Effects of Genetic Background and Altitude on Sugars, Malic Acid and Ascorbic Acid in Fruits of Wild and Cultivated Apples (Malus sp.)

Foods. 2021 Nov 30;10(12):2950. doi: 10.3390/foods10122950.

Abstract

Soluble sugars, malic acid, and ascorbic acid in 17 apple cultivars (Malus domestica Borkh.) and three wild forms (M. pumila 'Saiwaihong', M. prunifolia (Willd.) Borkh. and M. micromalus Makino) from three major apple cultivation regions in China were quantified using gas chromatography equipped with flame ionization detector (GC-FID). Fructose was the most abundant sugar, followed by sucrose, glucose, and sorbitol. Wild apples contain more sorbitol and less sucrose and were significantly more acidic than cultivated fruits. The total sugar content varied from 110 to 160 mg/g fresh fruits, total acid content from 2 to 6 mg/g, with a strong influence of genetic background and growth location. Overall, 'Gala', 'Xiali', 'Liuyuehong', 'Lihong', 'Starking Delicious', and 'Starkrimson' were characterized by higher sugar/acid ratio indicating sweeter taste compared to other cultivars.
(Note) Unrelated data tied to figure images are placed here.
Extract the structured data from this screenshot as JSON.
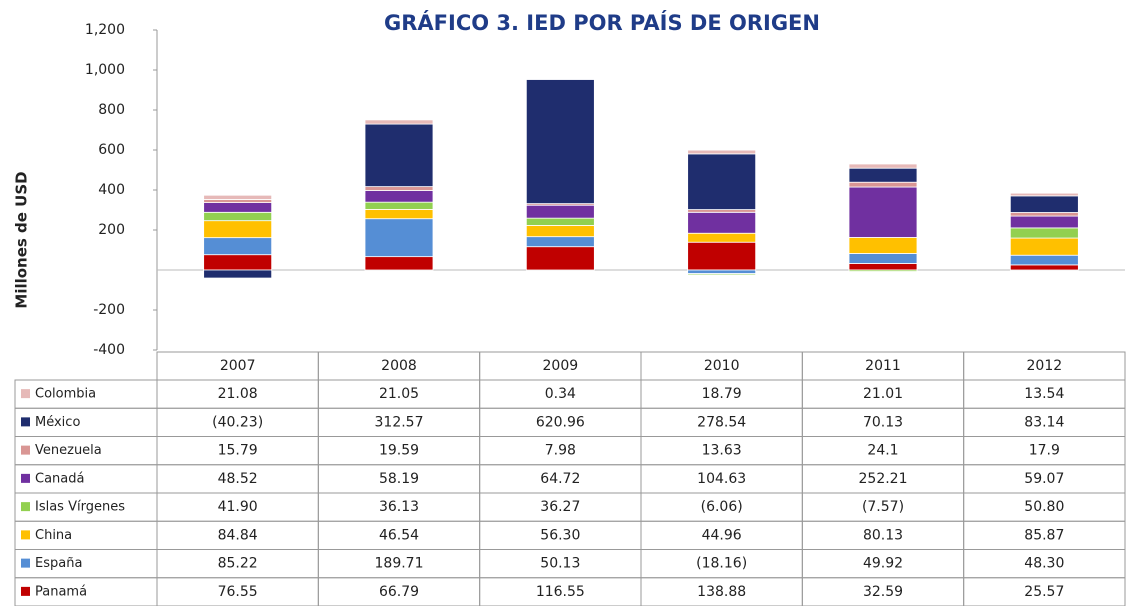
{
  "chart_data": {
    "type": "stacked_bar",
    "title": "GRÁFICO 3.  IED POR PAÍS DE ORIGEN",
    "y_label": "Millones de USD",
    "categories": [
      "2007",
      "2008",
      "2009",
      "2010",
      "2011",
      "2012"
    ],
    "ylim": [
      -400,
      1200
    ],
    "yticks": [
      -400,
      -200,
      200,
      400,
      600,
      800,
      {
        "value": 1000,
        "label": "1,000"
      },
      {
        "value": 1200,
        "label": "1,200"
      }
    ],
    "series": [
      {
        "name": "Colombia",
        "color": "#e6b9b8",
        "values": [
          21.08,
          21.05,
          0.34,
          18.79,
          21.01,
          13.54
        ],
        "value_labels": [
          "21.08",
          "21.05",
          "0.34",
          "18.79",
          "21.01",
          "13.54"
        ]
      },
      {
        "name": "México",
        "color": "#1f2d6e",
        "values": [
          -40.23,
          312.57,
          620.96,
          278.54,
          70.13,
          83.14
        ],
        "value_labels": [
          "(40.23)",
          "312.57",
          "620.96",
          "278.54",
          "70.13",
          "83.14"
        ]
      },
      {
        "name": "Venezuela",
        "color": "#d99694",
        "values": [
          15.79,
          19.59,
          7.98,
          13.63,
          24.1,
          17.9
        ],
        "value_labels": [
          "15.79",
          "19.59",
          "7.98",
          "13.63",
          "24.1",
          "17.9"
        ]
      },
      {
        "name": "Canadá",
        "color": "#7030a0",
        "values": [
          48.52,
          58.19,
          64.72,
          104.63,
          252.21,
          59.07
        ],
        "value_labels": [
          "48.52",
          "58.19",
          "64.72",
          "104.63",
          "252.21",
          "59.07"
        ]
      },
      {
        "name": "Islas Vírgenes",
        "color": "#92d050",
        "values": [
          41.9,
          36.13,
          36.27,
          -6.06,
          -7.57,
          50.8
        ],
        "value_labels": [
          "41.90",
          "36.13",
          "36.27",
          "(6.06)",
          "(7.57)",
          "50.80"
        ]
      },
      {
        "name": "China",
        "color": "#ffc000",
        "values": [
          84.84,
          46.54,
          56.3,
          44.96,
          80.13,
          85.87
        ],
        "value_labels": [
          "84.84",
          "46.54",
          "56.30",
          "44.96",
          "80.13",
          "85.87"
        ]
      },
      {
        "name": "España",
        "color": "#558ed5",
        "values": [
          85.22,
          189.71,
          50.13,
          -18.16,
          49.92,
          48.3
        ],
        "value_labels": [
          "85.22",
          "189.71",
          "50.13",
          "(18.16)",
          "49.92",
          "48.30"
        ]
      },
      {
        "name": "Panamá",
        "color": "#c00000",
        "values": [
          76.55,
          66.79,
          116.55,
          138.88,
          32.59,
          25.57
        ],
        "value_labels": [
          "76.55",
          "66.79",
          "116.55",
          "138.88",
          "32.59",
          "25.57"
        ]
      }
    ]
  }
}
The wild apples had the highest content of ascorbic acid (0.6-0.96 mg/g). Compared to other cultivars, 'Zhongqiuwang', 'Qinguan', and 'Nagafu No. 2' were richer in ascorbic acid. The ascorbic acid content in the commercial cultivars was highly dependent on growth location. The content of malic acid and sucrose positively correlated to altitude, and that of glucose negatively. Malic acid positively correlated with ascorbic acid and sucrose, glucose content with ascorbic acid.

Keywords: Malus sp.; acids; altitude; apple; ascorbic acid; cultivars; growth site; species; sugars.